De heilige dwong hem nu te zeggen met welke bedoeling hij gekomen
was. Dat was om haar aan de bevelen van de prefect te doen gehoorzamen. Vervolgens vroeg zij hem waarom hij zo volhield de christenen te vervolgen. Ten eerste, antwoordde hij, was dat, omdat hij
gewoon zo al een hekel had aan deugdzame mensen; maar ook, omdat hij in zijn jaloezie de christenen het geluk wilde ontnemen dat hij zelf verspeeld had. Hij voegde er aan toe, dat Salomo destijds
een hele menigte boze geesten had weten op te sluiten in een kruik. Maar toen hij dood was, hadden mensen er een vurig schijnsel uit zien komen; in de veronderstelling dat de kruik een schat
bevatte, hadden ze hem in stukken gebroken en zo de geesten in vrijheid gesteld. Zo wist Margareta de duivel te dwingen tot dingen die hij eigenlijk niet wilde; tenslottehaalde ze haar
voet weg en zei:
"Wegwezen, ellendeling."
En de duivel ging er onmiddellijk vandoor.

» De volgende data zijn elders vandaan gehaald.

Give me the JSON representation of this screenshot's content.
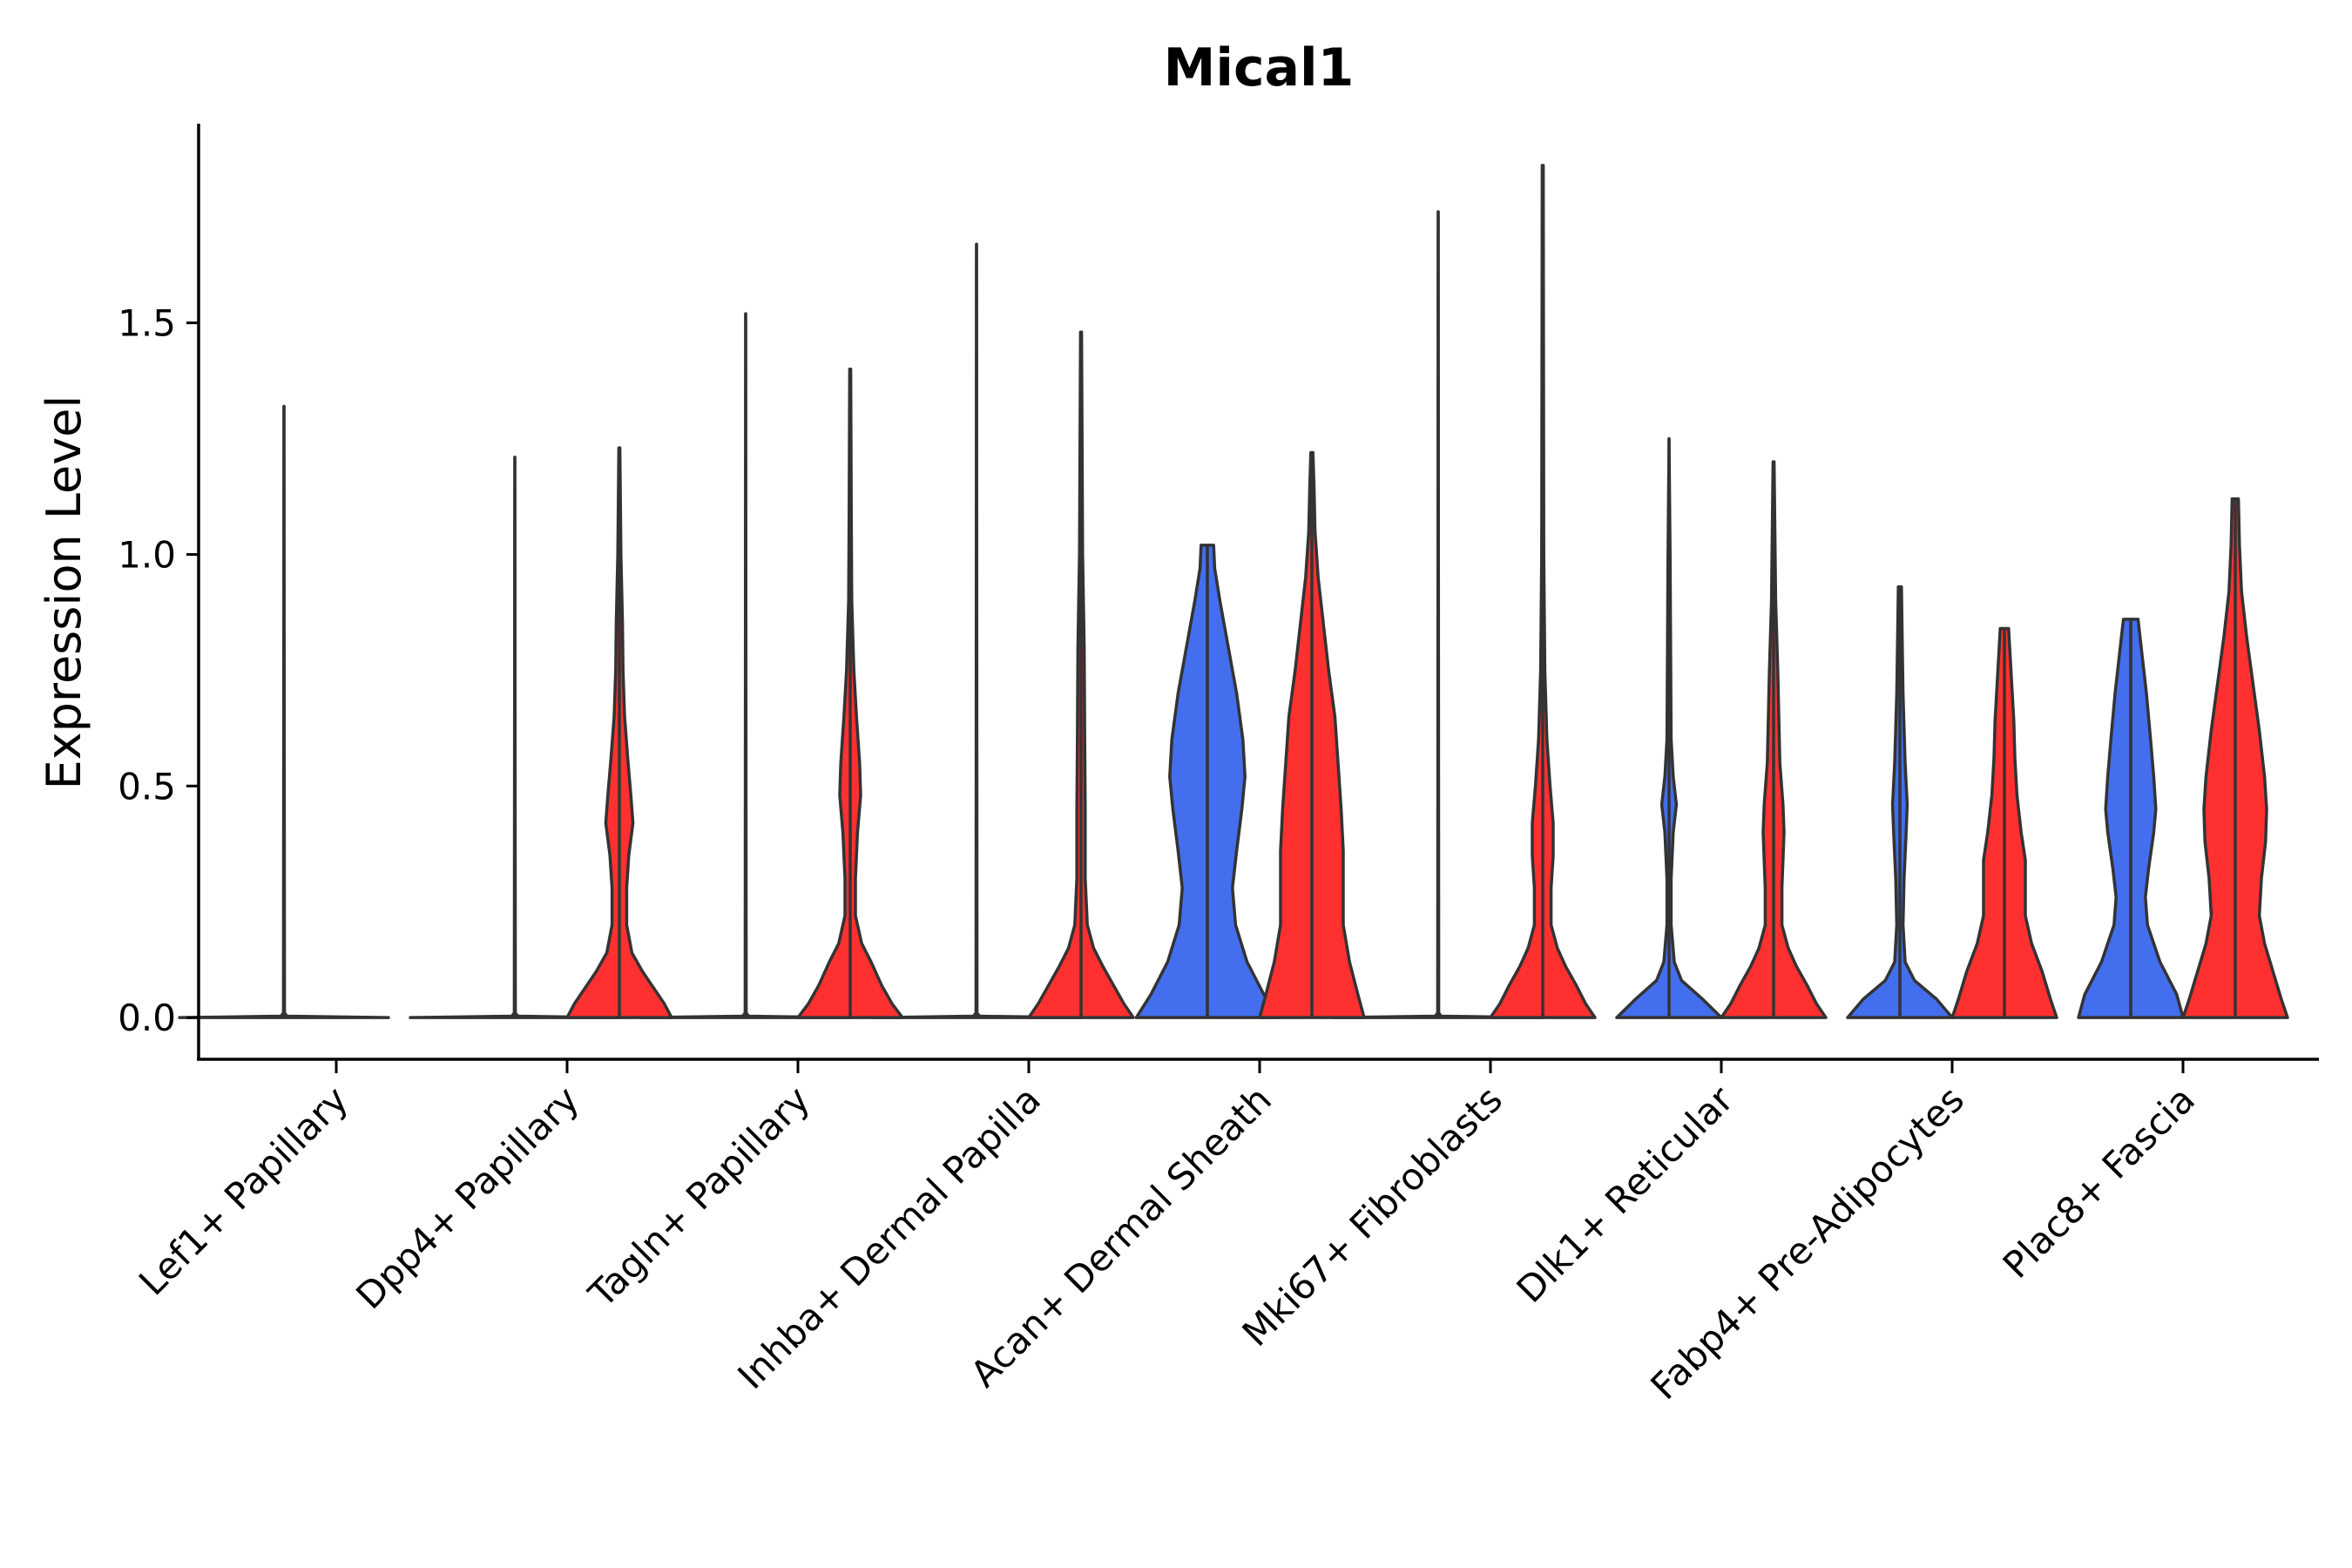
{
  "chart_data": {
    "type": "violin",
    "title": "Mical1",
    "xlabel": "",
    "ylabel": "Expression Level",
    "ylim": [
      -0.09,
      1.93
    ],
    "yticks": [
      0.0,
      0.5,
      1.0,
      1.5
    ],
    "ytick_labels": [
      "0.0",
      "0.5",
      "1.0",
      "1.5"
    ],
    "grid": false,
    "colors": {
      "group1": "#436EEE",
      "group2": "#FF3030",
      "outline": "#333333"
    },
    "categories": [
      "Lef1+ Papillary",
      "Dpp4+ Papillary",
      "Tagln+ Papillary",
      "Inhba+ Dermal Papilla",
      "Acan+ Dermal Sheath",
      "Mki67+ Fibroblasts",
      "Dlk1+ Reticular",
      "Fabp4+ Pre-Adipocytes",
      "Plac8+ Fascia"
    ],
    "series": [
      {
        "name": "group1",
        "color": "#436EEE",
        "max_values": [
          1.32,
          1.21,
          1.52,
          1.67,
          1.02,
          1.74,
          1.25,
          0.93,
          0.86
        ],
        "density_profiles": [
          [
            [
              0,
              1
            ],
            [
              0.003,
              0.03
            ],
            [
              0.01,
              0.005
            ],
            [
              1.32,
              0.0
            ]
          ],
          [
            [
              0,
              1
            ],
            [
              0.003,
              0.03
            ],
            [
              0.01,
              0.005
            ],
            [
              1.21,
              0.0
            ]
          ],
          [
            [
              0,
              1
            ],
            [
              0.003,
              0.03
            ],
            [
              0.01,
              0.005
            ],
            [
              1.52,
              0.0
            ]
          ],
          [
            [
              0,
              1
            ],
            [
              0.003,
              0.03
            ],
            [
              0.01,
              0.005
            ],
            [
              1.67,
              0.0
            ]
          ],
          [
            [
              0,
              0.68
            ],
            [
              0.05,
              0.54
            ],
            [
              0.12,
              0.38
            ],
            [
              0.2,
              0.27
            ],
            [
              0.28,
              0.24
            ],
            [
              0.36,
              0.28
            ],
            [
              0.45,
              0.33
            ],
            [
              0.52,
              0.36
            ],
            [
              0.6,
              0.34
            ],
            [
              0.7,
              0.28
            ],
            [
              0.8,
              0.2
            ],
            [
              0.9,
              0.12
            ],
            [
              0.97,
              0.07
            ],
            [
              1.02,
              0.06
            ]
          ],
          [
            [
              0,
              1
            ],
            [
              0.003,
              0.03
            ],
            [
              0.01,
              0.005
            ],
            [
              1.74,
              0.0
            ]
          ],
          [
            [
              0,
              0.5
            ],
            [
              0.04,
              0.32
            ],
            [
              0.08,
              0.12
            ],
            [
              0.12,
              0.05
            ],
            [
              0.2,
              0.02
            ],
            [
              0.3,
              0.02
            ],
            [
              0.4,
              0.04
            ],
            [
              0.46,
              0.07
            ],
            [
              0.52,
              0.04
            ],
            [
              0.6,
              0.02
            ],
            [
              0.8,
              0.015
            ],
            [
              1.0,
              0.01
            ],
            [
              1.25,
              0.0
            ]
          ],
          [
            [
              0,
              0.5
            ],
            [
              0.04,
              0.35
            ],
            [
              0.08,
              0.14
            ],
            [
              0.12,
              0.05
            ],
            [
              0.2,
              0.03
            ],
            [
              0.3,
              0.04
            ],
            [
              0.4,
              0.06
            ],
            [
              0.46,
              0.07
            ],
            [
              0.55,
              0.05
            ],
            [
              0.7,
              0.03
            ],
            [
              0.85,
              0.02
            ],
            [
              0.93,
              0.015
            ]
          ],
          [
            [
              0,
              0.5
            ],
            [
              0.05,
              0.44
            ],
            [
              0.12,
              0.28
            ],
            [
              0.2,
              0.16
            ],
            [
              0.26,
              0.14
            ],
            [
              0.32,
              0.17
            ],
            [
              0.4,
              0.22
            ],
            [
              0.45,
              0.24
            ],
            [
              0.52,
              0.22
            ],
            [
              0.6,
              0.19
            ],
            [
              0.7,
              0.15
            ],
            [
              0.78,
              0.11
            ],
            [
              0.84,
              0.08
            ],
            [
              0.86,
              0.07
            ]
          ]
        ]
      },
      {
        "name": "group2",
        "color": "#FF3030",
        "max_values": [
          null,
          1.23,
          1.4,
          1.48,
          1.22,
          1.84,
          1.2,
          0.84,
          1.12
        ],
        "density_profiles": [
          null,
          [
            [
              0,
              0.5
            ],
            [
              0.03,
              0.43
            ],
            [
              0.07,
              0.31
            ],
            [
              0.1,
              0.22
            ],
            [
              0.14,
              0.12
            ],
            [
              0.2,
              0.07
            ],
            [
              0.28,
              0.07
            ],
            [
              0.35,
              0.09
            ],
            [
              0.42,
              0.13
            ],
            [
              0.48,
              0.11
            ],
            [
              0.56,
              0.08
            ],
            [
              0.65,
              0.05
            ],
            [
              0.75,
              0.035
            ],
            [
              0.85,
              0.03
            ],
            [
              1.0,
              0.015
            ],
            [
              1.23,
              0.005
            ]
          ],
          [
            [
              0,
              0.5
            ],
            [
              0.03,
              0.4
            ],
            [
              0.07,
              0.3
            ],
            [
              0.12,
              0.2
            ],
            [
              0.16,
              0.11
            ],
            [
              0.22,
              0.05
            ],
            [
              0.3,
              0.05
            ],
            [
              0.4,
              0.07
            ],
            [
              0.48,
              0.1
            ],
            [
              0.55,
              0.09
            ],
            [
              0.65,
              0.06
            ],
            [
              0.75,
              0.035
            ],
            [
              0.9,
              0.015
            ],
            [
              1.1,
              0.01
            ],
            [
              1.4,
              0.005
            ]
          ],
          [
            [
              0,
              0.5
            ],
            [
              0.03,
              0.41
            ],
            [
              0.07,
              0.31
            ],
            [
              0.11,
              0.21
            ],
            [
              0.15,
              0.12
            ],
            [
              0.2,
              0.06
            ],
            [
              0.3,
              0.04
            ],
            [
              0.45,
              0.04
            ],
            [
              0.6,
              0.035
            ],
            [
              0.8,
              0.03
            ],
            [
              1.0,
              0.015
            ],
            [
              1.48,
              0.005
            ]
          ],
          [
            [
              0,
              0.5
            ],
            [
              0.05,
              0.44
            ],
            [
              0.12,
              0.36
            ],
            [
              0.2,
              0.3
            ],
            [
              0.28,
              0.3
            ],
            [
              0.36,
              0.3
            ],
            [
              0.45,
              0.28
            ],
            [
              0.55,
              0.25
            ],
            [
              0.65,
              0.22
            ],
            [
              0.75,
              0.16
            ],
            [
              0.85,
              0.11
            ],
            [
              0.95,
              0.06
            ],
            [
              1.05,
              0.03
            ],
            [
              1.15,
              0.02
            ],
            [
              1.22,
              0.01
            ]
          ],
          [
            [
              0,
              0.5
            ],
            [
              0.03,
              0.41
            ],
            [
              0.07,
              0.32
            ],
            [
              0.11,
              0.22
            ],
            [
              0.15,
              0.14
            ],
            [
              0.2,
              0.08
            ],
            [
              0.28,
              0.08
            ],
            [
              0.35,
              0.1
            ],
            [
              0.42,
              0.1
            ],
            [
              0.5,
              0.07
            ],
            [
              0.6,
              0.04
            ],
            [
              0.75,
              0.02
            ],
            [
              1.0,
              0.01
            ],
            [
              1.84,
              0.005
            ]
          ],
          [
            [
              0,
              0.5
            ],
            [
              0.03,
              0.41
            ],
            [
              0.07,
              0.32
            ],
            [
              0.11,
              0.22
            ],
            [
              0.15,
              0.14
            ],
            [
              0.2,
              0.08
            ],
            [
              0.28,
              0.08
            ],
            [
              0.34,
              0.09
            ],
            [
              0.4,
              0.1
            ],
            [
              0.46,
              0.09
            ],
            [
              0.55,
              0.06
            ],
            [
              0.65,
              0.05
            ],
            [
              0.75,
              0.04
            ],
            [
              0.9,
              0.02
            ],
            [
              1.2,
              0.005
            ]
          ],
          [
            [
              0,
              0.5
            ],
            [
              0.04,
              0.44
            ],
            [
              0.1,
              0.36
            ],
            [
              0.16,
              0.26
            ],
            [
              0.22,
              0.2
            ],
            [
              0.28,
              0.2
            ],
            [
              0.34,
              0.2
            ],
            [
              0.4,
              0.16
            ],
            [
              0.48,
              0.12
            ],
            [
              0.56,
              0.1
            ],
            [
              0.64,
              0.09
            ],
            [
              0.72,
              0.07
            ],
            [
              0.8,
              0.05
            ],
            [
              0.84,
              0.04
            ]
          ],
          [
            [
              0,
              0.5
            ],
            [
              0.04,
              0.44
            ],
            [
              0.1,
              0.36
            ],
            [
              0.16,
              0.28
            ],
            [
              0.22,
              0.23
            ],
            [
              0.3,
              0.25
            ],
            [
              0.38,
              0.29
            ],
            [
              0.45,
              0.3
            ],
            [
              0.52,
              0.28
            ],
            [
              0.62,
              0.23
            ],
            [
              0.72,
              0.17
            ],
            [
              0.82,
              0.11
            ],
            [
              0.92,
              0.06
            ],
            [
              1.02,
              0.04
            ],
            [
              1.12,
              0.03
            ]
          ]
        ]
      }
    ]
  }
}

Nu ze de vorst had verslagen, was het niet moeilijk meer ook zijn dienaar te verslaan. De volgende morgen weigerde ze als
gewoonlijk te offeren aan de afgoden. Ze werd van al haar kleren ontdaan, aan vleeshaken opgehangen en geschroeid met brandende fakkels of gloeiende ijzers. Iedereen stond versteld, dat een kind
zoveel verschillende pijnigingen kon uithouden. Alleen de prefekt zelf bleef meedogenloos. Om haar pijnen nog te vergroten liet hij haar in een waterbad onderdompelen. Maar op dat moment beefde
de aarde, het bad barste uit elkaar en het meisje kwam er gezond en wel uit te voorschijn, voor de ogen van alle aanwezigen. Op het zien daarvan bekeerden zich meteen vijfhonderd mensen tot
Christus; onmiddellijk werd aan hen de doodstraf voltrokken. Uit vrees voor nog meer bekeringen, gaf de prefect nu order om haar zo vlug mogelijk te onthoofden. Zij kreeg nog de toestemming voor
het zeggen van een gebed; zij bad dus voor zichzelf, voor haar vervolgers en voor hen die door het zien van dit alles haar naam zouden aanroepen. Met name vroeg zij dat vrouwen die in barensweeën
haar naam zouden aanroepen, zonder verder letsel of gevaar hun kind ter wereld zouden brengen. Een stem uit de hemel zei dat al haar gebeden verhoord waren. Toen richtte zij zich op en zei tegen
de beul:
"Broeder, trek je zwaard en sla toe."
Met één enkele houw doorkliefde hij haar hoofd. Zo ontving zij de kroon van het martelaarschap.
Als laatste zijn er ook meningen dat de weg de naam te danken heeft aan de weldoenster van de kerk van La Bocca. Zij heeft ook de eerste school in La Bocca laten bouwen: Zij was gravin Doha Margarita Feliciana O'Brien, weduwe van Don José Marco del Ponte en was van Spaanse afkomst. Mogelijk is zo de straatnaam in het boccassienne gebied ingevoerd.